Der Mann bestreitet die Tat. "Ich habe mit ihrer Tötung nichts zu tun", hatte er am Mittwoch in dem Prozess gesagt. Verletzungen im Gesicht hatte er auf einen Radunfall zurückgeführt.

Ermittlungspannen im Vorfeld

Dass der Mann erst Monate nach dem Sexualmord als Verdächtiger festgenommen wurde, lag an verschiedenen Ermittlungspannen. So gingen die Ermittler dem Hinweis zunächst nicht nach, dass ein Patient des Maßregelvollzugs am Tattag Freigang hatte und mit Gesichtsverletzungen zurückkam. Zudem wurde ein zerknülltes Kaugummipapier als "untersucht" abgelegt, obwohl eine DNA-Untersuchung noch ausstand.

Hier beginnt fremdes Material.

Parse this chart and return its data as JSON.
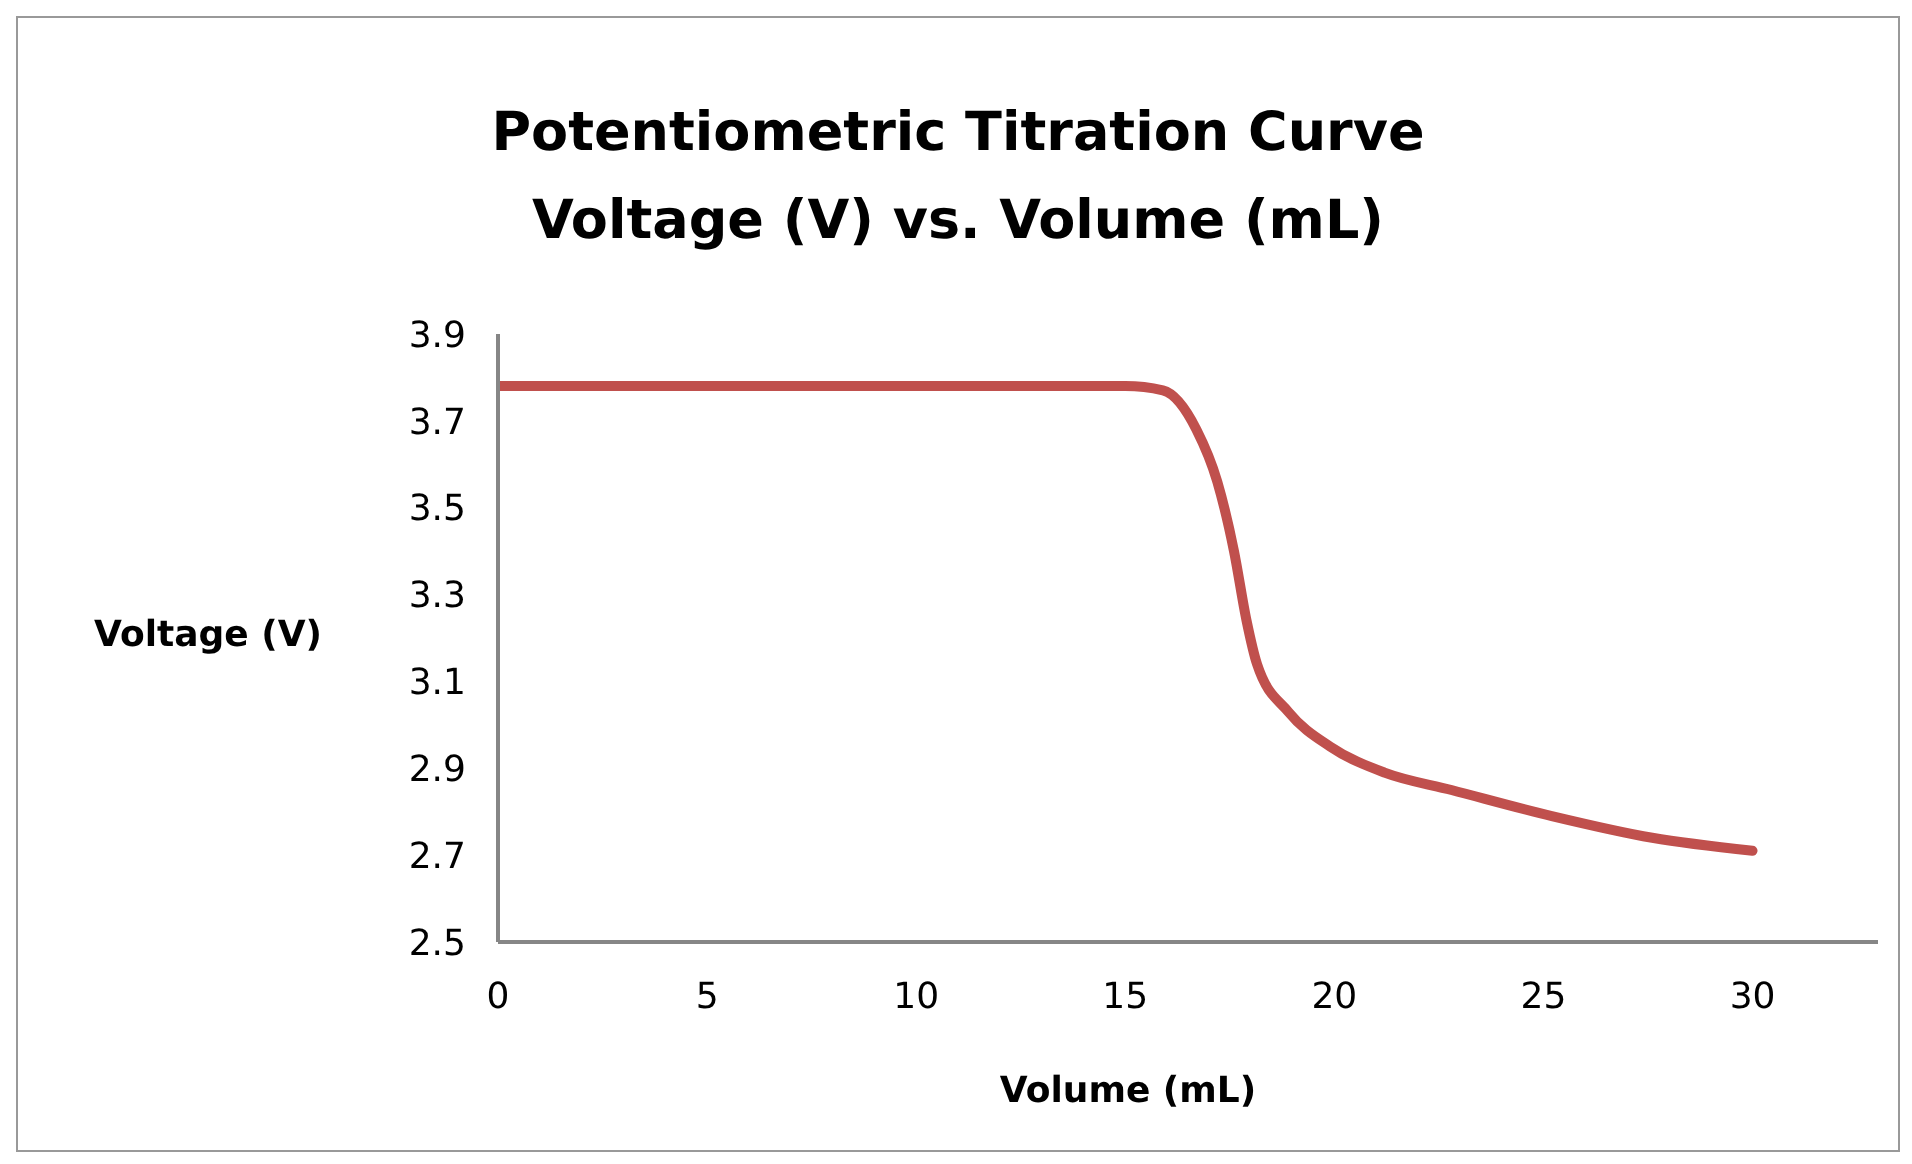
{
  "chart_data": {
    "type": "line",
    "title": "Potentiometric Titration Curve",
    "subtitle": "Voltage (V) vs. Volume (mL)",
    "xlabel": "Volume (mL)",
    "ylabel": "Voltage (V)",
    "x": [
      0,
      2,
      4,
      6,
      8,
      10,
      12,
      14,
      15,
      15.9,
      16.7,
      17.2,
      17.6,
      17.9,
      18.15,
      18.9,
      19.9,
      21.2,
      22.8,
      25.2,
      27.6,
      30
    ],
    "series": [
      {
        "color": "#c0504d",
        "values": [
          3.78,
          3.78,
          3.78,
          3.78,
          3.78,
          3.78,
          3.78,
          3.78,
          3.78,
          3.77,
          3.68,
          3.56,
          3.4,
          3.24,
          3.14,
          3.03,
          2.95,
          2.89,
          2.85,
          2.79,
          2.74,
          2.71
        ]
      }
    ],
    "xlim": [
      0,
      33
    ],
    "xticks": [
      0,
      5,
      10,
      15,
      20,
      25,
      30
    ],
    "ylim": [
      2.5,
      3.9
    ],
    "yticks": [
      2.5,
      2.7,
      2.9,
      3.1,
      3.3,
      3.5,
      3.7,
      3.9
    ],
    "grid": false,
    "legend": false,
    "marker": "none",
    "line_style": "solid"
  }
}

Monate später fiel das Versäumnis auf, DNA-Spuren führten die Ermittler zu dem heute 49-Jährigen.

Der Tod der jungen Frau und eine Reihe anderer Vorfälle im Maßregelvollzug in Niedersachsen hatten dazu geführt, dass das Land Lockerungen für Gewalt- und Sexualverbrecher stärker hinterfragt.